The Acton Township Republican and former longtime New London-Spicer social studies teacher has worked the better part of a decade to re-emphasize civics in high school classrooms. Just last year, the House approved a measure of Urdahl’s making civics a credit-bearing subject for Minnesota high school juniors or seniors.
That provision ultimately derailed in the Senate.
The House has once again approved a reiteration of Urdahl’s civics language, amending it Thursday to an omnibus finance package (H.F. 2497) on a voice vote. He said a key difference this time is the companion to his bill (H.F. 358) is authored by a supportive Senate Education Policy Committee Chair, Sen. Steve Cwodzinski, D-Eden Prairie.
“We have been on a civics slide to failure for half a century or more and it’s good to see momentum is building to help us fix this problem,” Urdahl said. “We aren’t doing any end zone dances just yet because there’s more work to do.

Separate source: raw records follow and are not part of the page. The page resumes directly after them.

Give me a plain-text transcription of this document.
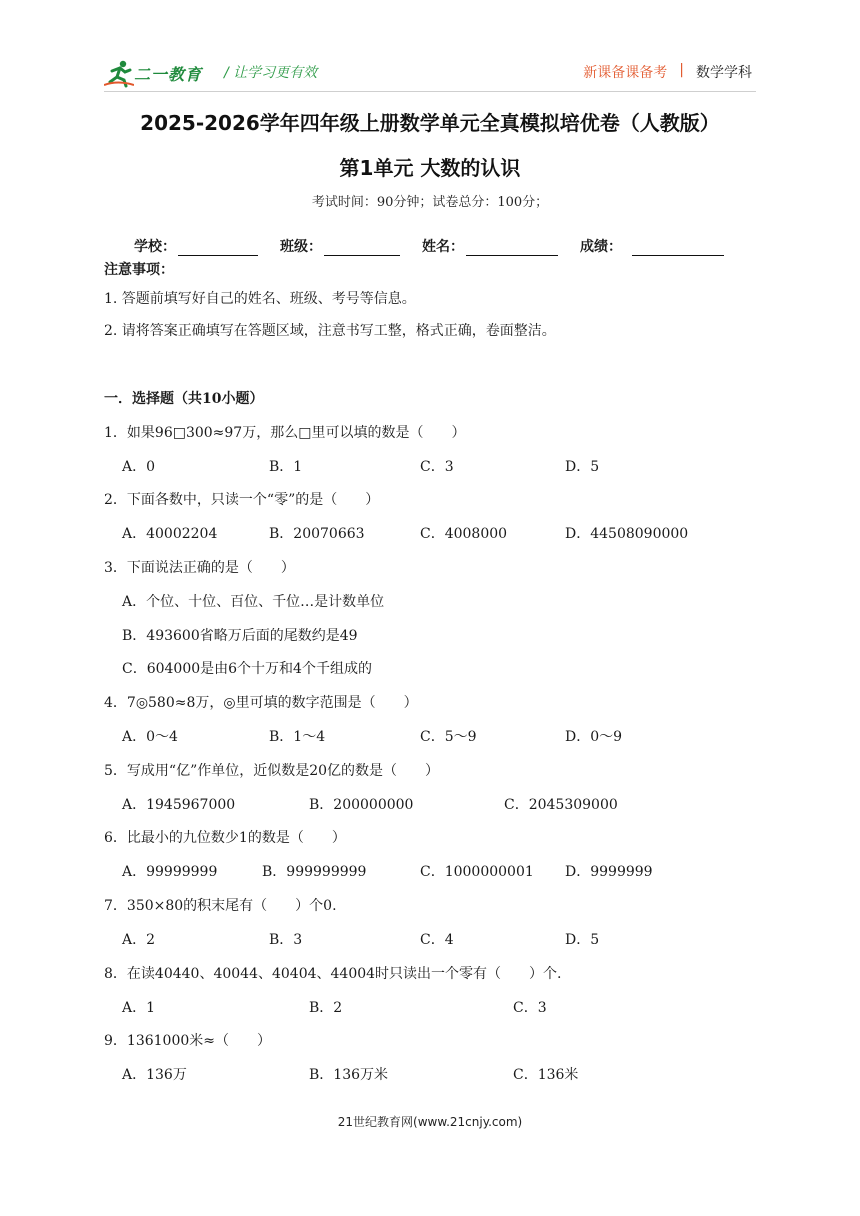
二一教育 / 让学习更有效	新课备课备考 | 数学学科
2025-2026学年四年级上册数学单元全真模拟培优卷（人教版）
第1单元 大数的认识
考试时间：90分钟；试卷总分：100分；
学校：	班级：	姓名：	成绩：
注意事项：
1. 答题前填写好自己的姓名、班级、考号等信息。
2. 请将答案正确填写在答题区域，注意书写工整，格式正确，卷面整洁。
一．选择题（共10小题）
1．如果96□300≈97万，那么□里可以填的数是（　　）
A．0	B．1	C．3	D．5
2．下面各数中，只读一个“零”的是（　　）
A．40002204	B．20070663	C．4008000	D．44508090000
3．下面说法正确的是（　　）
A．个位、十位、百位、千位…是计数单位
B．493600省略万后面的尾数约是49
C．604000是由6个十万和4个千组成的
4．7◎580≈8万，◎里可填的数字范围是（　　）
A．0～4	B．1～4	C．5～9	D．0～9
5．写成用“亿”作单位，近似数是20亿的数是（　　）
A．1945967000	B．200000000	C．2045309000
6．比最小的九位数少1的数是（　　）
A．99999999	B．999999999	C．1000000001 D．9999999
7．350×80的积末尾有（　　）个0.
A．2	B．3	C．4	D．5
8．在读40440、40044、40404、44004时只读出一个零有（　　）个.
A．1	B．2	C．3
9．1361000米≈（　　）
A．136万	B．136万米	C．136米
21世纪教育网(www.21cnjy.com)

“The bottom line is civics needs to be emphasized in our children’s education and requiring schools to offer civics for credit helps make that happen. If you don’t require civics, we have learned, any number of schools simply will not make it part of their core curriculum. That does a disservice not only to our students, but threatens our existence as a republic.”
Urdahl also stressed it is crucial for civics to be taught at the right time – to juniors or seniors – as opposed to ninth graders as often is the case.
“Educators across the country agree civics is more readily learned by students when they are transitioning into more advanced roles in society and our government, which applies to juniors and seniors,” Urdahl said. “As they get their driver’s licenses, register to vote, register for the military and take their places in adult society, they are ready to learn. It is most productive to present civics content to students at that point in their lives, when they are eager to learn how our government works in preparation to participate.”
The civics provision wasn’t Urdahl’s only successful offering to the omnibus education package Thursday. Language he authored as an amendment regarding school safety also was included. It stipulates a student who is violent could be removed from a classroom and then returned after a consultation by the school administrator with the teacher, parents and appropriate school support personnel regarding ways to improve the students behavior.
“There are violent episodes where staff and teachers are victims,” Urdahl said. “This must be addressed in some way. My bill is not intrusive or heavy handed and offers some remedy.”
The overarching education finance package is now in the hands of the Senate.